Onder de vogels, de grootste groep gekwetsten, is de houtduif de soort die het vaakst wordt binnengebracht, terwijl haar tamme familieleden, de stadsduiven, dus niet meer welkom zijn.
'Jonge, recent geboren duiven zijn kwetsbaar voor blessures'
Koninklijk Belgisch Verbond voor de Bescherming van de Vogels
Voor sommige andere soorten bestaan lokale alternatieven – zoals SRPA Veeweyde en het Blauwe Kruis – maar stadsduiven moet het LRBPO doorverwijzen naar een centrum dat een heel eind buiten het gewest ligt: het opvangcentrum voor vogels en wilde dieren (VOC) in Malderen bij Londerzeel. “Vroeger stuurden we mensen ook naar Au bonheur de Vica (in de buurt van La Louvière, red.) maar dat is te ver voor Brusselaars.”
Door die lacune namen enkele burgers zelf het heft in handen, met de Facebookgroep Bruxelles Sauvetage des pigeons.
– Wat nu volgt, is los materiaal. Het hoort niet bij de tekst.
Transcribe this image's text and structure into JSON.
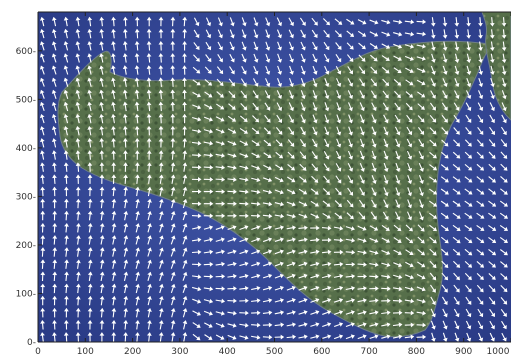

Ook naar hen verwijst het LRBPO door als mensen in Anderlecht toch komen aankloppen met een gewonde stadsduif. In de groep, die op het moment van schrijven 520 leden telt, bundelen Brusselaars de krachten om duiven te verzorgen en wisselen ze informatie uit over de juiste behandelingsmethodes. Via onder meer het Teaming-platform zamelt de groep giften in om dierenartskosten of voeding te betalen.
Misschien kan het LRBPO in de toekomst die zorg weer op zich nemen, als het nieuwe opvangcentrum voor wilde dieren op de universitaire campus aan de Pleinlaan in Elsene – voorzien voor 2029 – is gebouwd. Eerder vertelde directeur Jean-François Buslain aan BRUZZ dat de huidige faciliteiten in Anderlecht mogelijk, na een renovatie, gewijd zouden kunnen worden “aan exotische dieren en tamme vogels zoals stadsduiven,” maar intussen moeten die laatste in nood dus rekenen op de inzet van geëngageerde burgers.